Laborers were educated on the importance of personal hygiene. Physicians working at accommodation compounds should apply accurate prevention measures to prevent spread of contagious diseases if they occur. Isolation should always be established as the first prevention measure. Companies should be instructed on the number of the laborers that should occupy each room with the improvement of ventilation. Those living in camps i.e. laborers, students, soldiers, should be re-immunized.
  1. Preblud SR, Orenstein WA, Bart KJ. Varicella: Clinical Manifestations, Epidemiology, and Health impact. Pediatric Infectious Disease 1984; 3: 505-9.
  2. Goldon JE. Chickenpox: An epidemiologic review. Am J Med Sci 1962; 224: 362-89.

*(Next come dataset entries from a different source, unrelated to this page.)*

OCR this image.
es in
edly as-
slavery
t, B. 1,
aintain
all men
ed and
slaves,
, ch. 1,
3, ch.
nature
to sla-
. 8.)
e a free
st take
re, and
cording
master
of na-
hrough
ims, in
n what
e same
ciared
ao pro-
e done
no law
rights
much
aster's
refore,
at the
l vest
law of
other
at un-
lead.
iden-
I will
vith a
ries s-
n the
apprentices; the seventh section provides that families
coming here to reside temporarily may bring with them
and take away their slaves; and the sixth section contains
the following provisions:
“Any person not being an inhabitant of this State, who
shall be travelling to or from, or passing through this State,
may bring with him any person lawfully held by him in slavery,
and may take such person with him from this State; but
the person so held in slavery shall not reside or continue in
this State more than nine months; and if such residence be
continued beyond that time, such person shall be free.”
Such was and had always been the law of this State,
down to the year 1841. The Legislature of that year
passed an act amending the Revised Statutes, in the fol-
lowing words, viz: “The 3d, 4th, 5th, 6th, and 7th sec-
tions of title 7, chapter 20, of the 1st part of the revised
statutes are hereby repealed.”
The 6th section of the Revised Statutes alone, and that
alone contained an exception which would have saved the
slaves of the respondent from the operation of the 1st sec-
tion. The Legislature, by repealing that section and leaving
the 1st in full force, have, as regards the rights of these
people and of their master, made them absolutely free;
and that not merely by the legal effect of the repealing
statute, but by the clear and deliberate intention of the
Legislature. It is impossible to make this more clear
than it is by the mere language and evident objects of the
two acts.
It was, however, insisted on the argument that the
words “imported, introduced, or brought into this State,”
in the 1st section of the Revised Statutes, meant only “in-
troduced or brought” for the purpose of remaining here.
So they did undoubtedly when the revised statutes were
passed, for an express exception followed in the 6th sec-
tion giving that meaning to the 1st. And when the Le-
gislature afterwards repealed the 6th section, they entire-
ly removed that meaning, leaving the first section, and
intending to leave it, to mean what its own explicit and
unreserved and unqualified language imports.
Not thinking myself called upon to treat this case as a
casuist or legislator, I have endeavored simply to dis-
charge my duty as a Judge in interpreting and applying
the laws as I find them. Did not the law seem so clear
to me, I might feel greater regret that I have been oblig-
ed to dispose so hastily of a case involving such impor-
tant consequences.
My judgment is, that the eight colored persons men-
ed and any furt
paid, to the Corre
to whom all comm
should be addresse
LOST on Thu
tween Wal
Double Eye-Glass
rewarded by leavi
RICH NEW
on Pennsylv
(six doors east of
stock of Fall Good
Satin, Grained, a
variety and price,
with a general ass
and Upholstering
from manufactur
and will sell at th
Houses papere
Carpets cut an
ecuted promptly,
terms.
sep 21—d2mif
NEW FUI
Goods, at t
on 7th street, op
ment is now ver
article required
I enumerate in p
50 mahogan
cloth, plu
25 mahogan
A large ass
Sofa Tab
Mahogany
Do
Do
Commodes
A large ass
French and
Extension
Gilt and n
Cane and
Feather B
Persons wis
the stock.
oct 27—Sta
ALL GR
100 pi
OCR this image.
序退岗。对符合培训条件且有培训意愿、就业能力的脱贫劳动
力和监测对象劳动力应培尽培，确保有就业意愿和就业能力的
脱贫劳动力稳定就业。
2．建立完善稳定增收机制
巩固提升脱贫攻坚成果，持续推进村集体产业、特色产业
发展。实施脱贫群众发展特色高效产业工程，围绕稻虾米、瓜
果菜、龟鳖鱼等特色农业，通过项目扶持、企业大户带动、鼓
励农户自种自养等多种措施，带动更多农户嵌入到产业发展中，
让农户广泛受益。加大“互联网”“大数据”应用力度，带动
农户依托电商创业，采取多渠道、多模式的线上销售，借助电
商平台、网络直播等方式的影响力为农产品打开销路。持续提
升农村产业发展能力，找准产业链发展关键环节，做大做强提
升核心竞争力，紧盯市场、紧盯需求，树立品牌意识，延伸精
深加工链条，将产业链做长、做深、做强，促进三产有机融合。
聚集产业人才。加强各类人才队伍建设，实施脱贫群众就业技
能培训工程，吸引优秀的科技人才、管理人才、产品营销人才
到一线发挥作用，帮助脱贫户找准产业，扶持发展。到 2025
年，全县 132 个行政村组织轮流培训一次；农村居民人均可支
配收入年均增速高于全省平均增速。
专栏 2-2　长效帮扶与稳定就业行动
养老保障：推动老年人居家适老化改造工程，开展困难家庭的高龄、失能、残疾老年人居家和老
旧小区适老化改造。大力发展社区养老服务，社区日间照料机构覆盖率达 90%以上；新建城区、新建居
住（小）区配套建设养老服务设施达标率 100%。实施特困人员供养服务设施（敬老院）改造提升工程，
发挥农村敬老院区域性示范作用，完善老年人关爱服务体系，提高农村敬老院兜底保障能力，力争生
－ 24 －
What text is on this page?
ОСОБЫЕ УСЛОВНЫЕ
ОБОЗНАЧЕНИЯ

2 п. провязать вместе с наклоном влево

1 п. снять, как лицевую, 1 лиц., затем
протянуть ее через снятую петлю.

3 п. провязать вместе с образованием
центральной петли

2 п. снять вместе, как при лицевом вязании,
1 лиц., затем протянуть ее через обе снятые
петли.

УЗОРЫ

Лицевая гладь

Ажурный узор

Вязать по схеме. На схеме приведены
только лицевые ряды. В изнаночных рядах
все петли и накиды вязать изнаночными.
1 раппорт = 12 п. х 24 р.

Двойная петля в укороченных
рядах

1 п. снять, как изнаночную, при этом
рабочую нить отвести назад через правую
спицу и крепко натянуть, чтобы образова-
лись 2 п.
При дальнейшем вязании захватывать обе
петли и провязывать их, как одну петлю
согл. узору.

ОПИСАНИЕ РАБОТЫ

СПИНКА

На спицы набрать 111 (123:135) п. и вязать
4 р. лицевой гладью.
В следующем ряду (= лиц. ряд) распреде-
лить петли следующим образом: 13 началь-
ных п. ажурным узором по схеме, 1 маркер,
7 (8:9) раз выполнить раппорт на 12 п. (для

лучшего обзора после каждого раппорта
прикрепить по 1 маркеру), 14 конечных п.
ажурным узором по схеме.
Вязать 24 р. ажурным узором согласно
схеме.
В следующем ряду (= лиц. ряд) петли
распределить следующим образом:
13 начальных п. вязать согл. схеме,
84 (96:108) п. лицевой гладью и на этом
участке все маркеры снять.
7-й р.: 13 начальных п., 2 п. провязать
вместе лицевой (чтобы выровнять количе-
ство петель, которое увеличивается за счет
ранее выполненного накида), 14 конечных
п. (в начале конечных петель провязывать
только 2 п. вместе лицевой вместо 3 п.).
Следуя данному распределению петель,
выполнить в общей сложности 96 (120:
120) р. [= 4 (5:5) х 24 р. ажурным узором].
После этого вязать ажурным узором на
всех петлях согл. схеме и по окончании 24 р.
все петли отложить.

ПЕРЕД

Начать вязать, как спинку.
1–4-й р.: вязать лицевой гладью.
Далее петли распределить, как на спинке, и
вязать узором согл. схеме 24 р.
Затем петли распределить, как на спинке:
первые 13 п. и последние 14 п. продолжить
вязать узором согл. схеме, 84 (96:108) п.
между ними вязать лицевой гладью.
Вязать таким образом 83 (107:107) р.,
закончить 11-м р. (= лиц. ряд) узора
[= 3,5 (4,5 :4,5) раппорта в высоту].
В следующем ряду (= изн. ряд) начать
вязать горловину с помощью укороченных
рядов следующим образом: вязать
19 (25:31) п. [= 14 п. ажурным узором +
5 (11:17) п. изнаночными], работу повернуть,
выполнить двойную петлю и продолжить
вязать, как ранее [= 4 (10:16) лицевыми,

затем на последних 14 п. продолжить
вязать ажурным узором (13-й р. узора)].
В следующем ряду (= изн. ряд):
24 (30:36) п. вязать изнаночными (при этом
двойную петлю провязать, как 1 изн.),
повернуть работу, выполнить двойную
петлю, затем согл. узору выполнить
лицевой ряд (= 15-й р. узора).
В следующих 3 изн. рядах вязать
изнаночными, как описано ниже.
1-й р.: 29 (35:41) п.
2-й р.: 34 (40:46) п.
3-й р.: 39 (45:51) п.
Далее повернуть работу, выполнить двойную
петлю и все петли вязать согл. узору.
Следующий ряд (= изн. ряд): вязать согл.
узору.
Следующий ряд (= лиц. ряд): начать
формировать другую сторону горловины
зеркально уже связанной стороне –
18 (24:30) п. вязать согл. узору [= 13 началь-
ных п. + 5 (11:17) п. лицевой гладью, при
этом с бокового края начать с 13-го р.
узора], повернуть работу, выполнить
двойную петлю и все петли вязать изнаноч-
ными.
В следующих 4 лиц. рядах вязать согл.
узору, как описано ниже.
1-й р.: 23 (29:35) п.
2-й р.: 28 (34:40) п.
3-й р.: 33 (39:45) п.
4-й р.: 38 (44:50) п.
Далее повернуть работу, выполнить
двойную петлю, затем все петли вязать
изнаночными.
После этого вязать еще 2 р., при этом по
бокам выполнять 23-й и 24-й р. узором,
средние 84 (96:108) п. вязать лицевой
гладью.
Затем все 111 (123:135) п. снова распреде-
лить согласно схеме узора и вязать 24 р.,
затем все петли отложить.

  3. Ross AH. Modification of chickenpox in family contacts by administration of gamma globulin. N Engl J Med 1962;267:369-79.
  4. Laural JF, Stephen RP. Chickenpox. In: Public Health and Preventive Medicine. John M. Last, Robert B. Wallace (eds.), Appleton & Lange, Norwalk, Connecticut, 13th edition, 1992, pp 89-92.
  5. on 15/8/01, Varicella, U.S. Department of Health and Human Services, Public Health Service, Centers for Disease Control and Prevention Services. 12/01/1992.